Working Paper | HBS Working Paper Series | 2011

What Do Development Banks Do? Evidence from Brazil, 2002-2009

by Sergio G. Lazzarini, Aldo Musacchio, Rodrigo Bandeira-de-Mello and Rosilene Marcon

Abstract

While some authors view development banks as an important tool to alleviate capital constraints in scarce credit markets and unlock productive investments, others see those banks as conduits of cheap loans to politically connected firms that could obtain capital elsewhere.
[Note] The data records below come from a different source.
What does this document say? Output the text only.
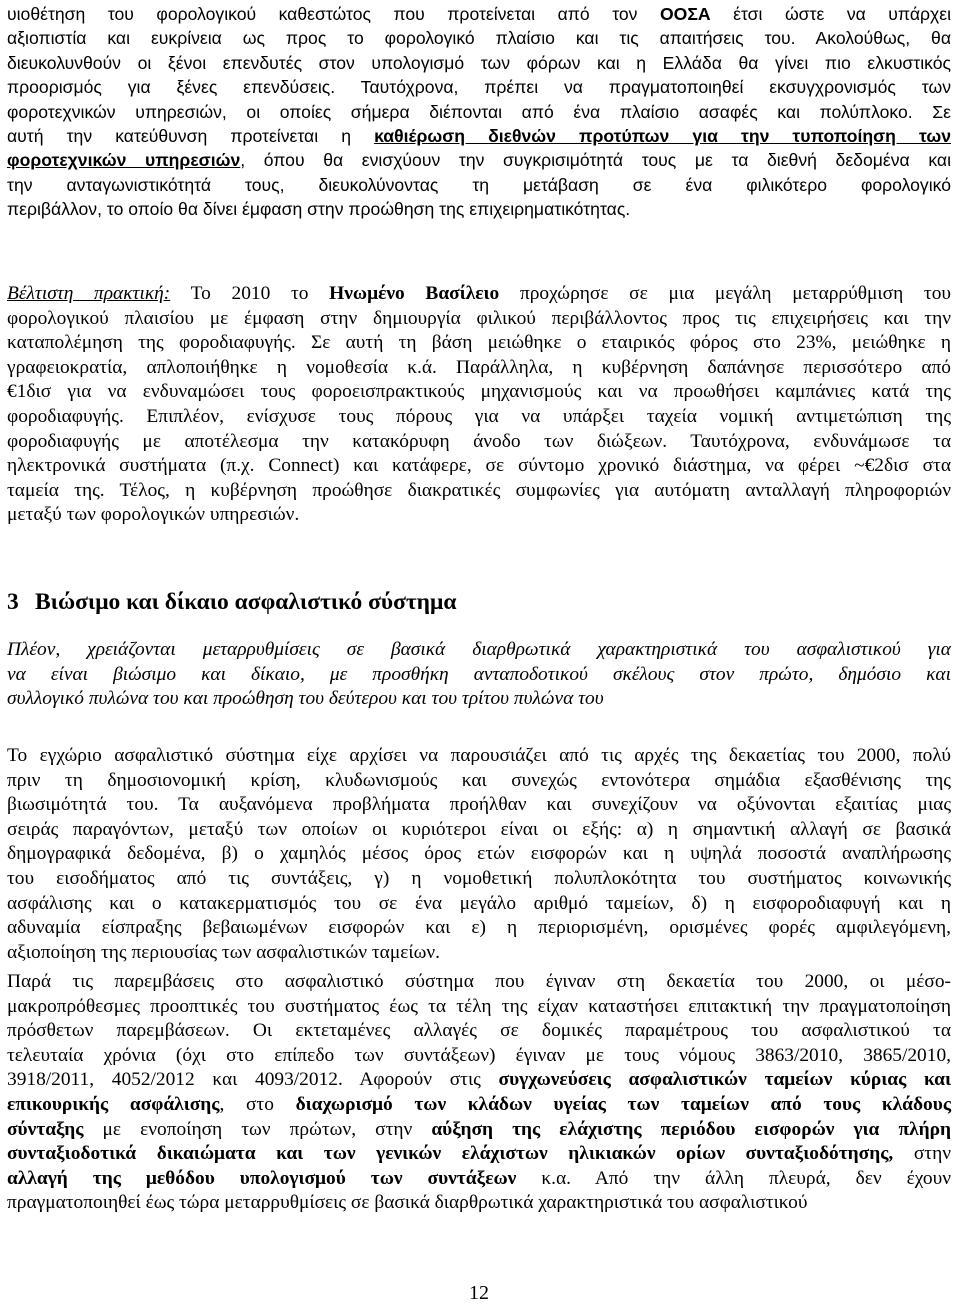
υιοθέτηση του φορολογικού καθεστώτος που προτείνεται από τον ΟΟΣΑ έτσι ώστε να υπάρχει
αξιοπιστία και ευκρίνεια ως προς το φορολογικό πλαίσιο και τις απαιτήσεις του. Ακολούθως, θα
διευκολυνθούν οι ξένοι επενδυτές στον υπολογισμό των φόρων και η Ελλάδα θα γίνει πιο ελκυστικός
προορισμός για ξένες επενδύσεις. Ταυτόχρονα, πρέπει να πραγματοποιηθεί εκσυγχρονισμός των
φοροτεχνικών υπηρεσιών, οι οποίες σήμερα διέπονται από ένα πλαίσιο ασαφές και πολύπλοκο. Σε
αυτή την κατεύθυνση προτείνεται η καθιέρωση διεθνών προτύπων για την τυποποίηση των
φοροτεχνικών υπηρεσιών, όπου θα ενισχύουν την συγκρισιμότητά τους με τα διεθνή δεδομένα και
την ανταγωνιστικότητά τους, διευκολύνοντας τη μετάβαση σε ένα φιλικότερο φορολογικό
περιβάλλον, το οποίο θα δίνει έμφαση στην προώθηση της επιχειρηματικότητας.
Βέλτιστη πρακτική: Το 2010 το Ηνωμένο Βασίλειο προχώρησε σε μια μεγάλη μεταρρύθμιση του
φορολογικού πλαισίου με έμφαση στην δημιουργία φιλικού περιβάλλοντος προς τις επιχειρήσεις και την
καταπολέμηση της φοροδιαφυγής. Σε αυτή τη βάση μειώθηκε ο εταιρικός φόρος στο 23%, μειώθηκε η
γραφειοκρατία, απλοποιήθηκε η νομοθεσία κ.ά. Παράλληλα, η κυβέρνηση δαπάνησε περισσότερο από
€1δισ για να ενδυναμώσει τους φοροεισπρακτικούς μηχανισμούς και να προωθήσει καμπάνιες κατά της
φοροδιαφυγής. Επιπλέον, ενίσχυσε τους πόρους για να υπάρξει ταχεία νομική αντιμετώπιση της
φοροδιαφυγής με αποτέλεσμα την κατακόρυφη άνοδο των διώξεων. Ταυτόχρονα, ενδυνάμωσε τα
ηλεκτρονικά συστήματα (π.χ. Connect) και κατάφερε, σε σύντομο χρονικό διάστημα, να φέρει ~€2δισ στα
ταμεία της. Τέλος, η κυβέρνηση προώθησε διακρατικές συμφωνίες για αυτόματη ανταλλαγή πληροφοριών
μεταξύ των φορολογικών υπηρεσιών.
3 Βιώσιμο και δίκαιο ασφαλιστικό σύστημα
Πλέον, χρειάζονται μεταρρυθμίσεις σε βασικά διαρθρωτικά χαρακτηριστικά του ασφαλιστικού για
να είναι βιώσιμο και δίκαιο, με προσθήκη ανταποδοτικού σκέλους στον πρώτο, δημόσιο και
συλλογικό πυλώνα του και προώθηση του δεύτερου και του τρίτου πυλώνα του
Το εγχώριο ασφαλιστικό σύστημα είχε αρχίσει να παρουσιάζει από τις αρχές της δεκαετίας του 2000, πολύ
πριν τη δημοσιονομική κρίση, κλυδωνισμούς και συνεχώς εντονότερα σημάδια εξασθένισης της
βιωσιμότητά του. Τα αυξανόμενα προβλήματα προήλθαν και συνεχίζουν να οξύνονται εξαιτίας μιας
σειράς παραγόντων, μεταξύ των οποίων οι κυριότεροι είναι οι εξής: α) η σημαντική αλλαγή σε βασικά
δημογραφικά δεδομένα, β) ο χαμηλός μέσος όρος ετών εισφορών και η υψηλά ποσοστά αναπλήρωσης
του εισοδήματος από τις συντάξεις, γ) η νομοθετική πολυπλοκότητα του συστήματος κοινωνικής
ασφάλισης και ο κατακερματισμός του σε ένα μεγάλο αριθμό ταμείων, δ) η εισφοροδιαφυγή και η
αδυναμία είσπραξης βεβαιωμένων εισφορών και ε) η περιορισμένη, ορισμένες φορές αμφιλεγόμενη,
αξιοποίηση της περιουσίας των ασφαλιστικών ταμείων.
Παρά τις παρεμβάσεις στο ασφαλιστικό σύστημα που έγιναν στη δεκαετία του 2000, οι μέσο-
μακροπρόθεσμες προοπτικές του συστήματος έως τα τέλη της είχαν καταστήσει επιτακτική την πραγματοποίηση
πρόσθετων παρεμβάσεων. Οι εκτεταμένες αλλαγές σε δομικές παραμέτρους του ασφαλιστικού τα
τελευταία χρόνια (όχι στο επίπεδο των συντάξεων) έγιναν με τους νόμους 3863/2010, 3865/2010,
3918/2011, 4052/2012 και 4093/2012. Αφορούν στις συγχωνεύσεις ασφαλιστικών ταμείων κύριας και
επικουρικής ασφάλισης, στο διαχωρισμό των κλάδων υγείας των ταμείων από τους κλάδους
σύνταξης με ενοποίηση των πρώτων, στην αύξηση της ελάχιστης περιόδου εισφορών για πλήρη
συνταξιοδοτικά δικαιώματα και των γενικών ελάχιστων ηλικιακών ορίων συνταξιοδότησης, στην
αλλαγή της μεθόδου υπολογισμού των συντάξεων κ.α. Από την άλλη πλευρά, δεν έχουν
πραγματοποιηθεί έως τώρα μεταρρυθμίσεις σε βασικά διαρθρωτικά χαρακτηριστικά του ασφαλιστικού
12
We test these contrasting views using data on loans and equity allocations in the period 2002-2009 by the Brazilian National Development Bank (BNDES), one of the largest development banks in the world. In our fixed effect regressions, we find that BNDES' allocations do not seem to affect firm-level operational performance and investment decisions, although they do reduce firm-level cost of capital due to the governmental subsidies accompanying loans. Next, examining the selection process through which BNDES' capital is allocated to firms, we find that BNDES apparently selects firms with good operational performance but also provides more capital to firms with political connections (measured as campaign donations to politicians who won an election). Yet, we do not find evidence that BNDES is systematically bailing out firms. In general, BNDES appears to be generally selecting firms with capacity to repay their loans, as regular commercial banks would do.

Keywords: Cost of Capital; Credit; Equity; Banks and Banking; Financing and Loans; Investment; Government and Politics; Data and Data Sets; Resource Allocation; Markets; Performance; Banking Industry; Brazil;

Citation:

Lazzarini, Sergio G., Aldo Musacchio, Rodrigo Bandeira-de-Mello, and Rosilene Marcon. "What Do Development Banks Do? Evidence from Brazil, 2002-2009." Harvard Business School Working Paper, No. 12-047, December 2011.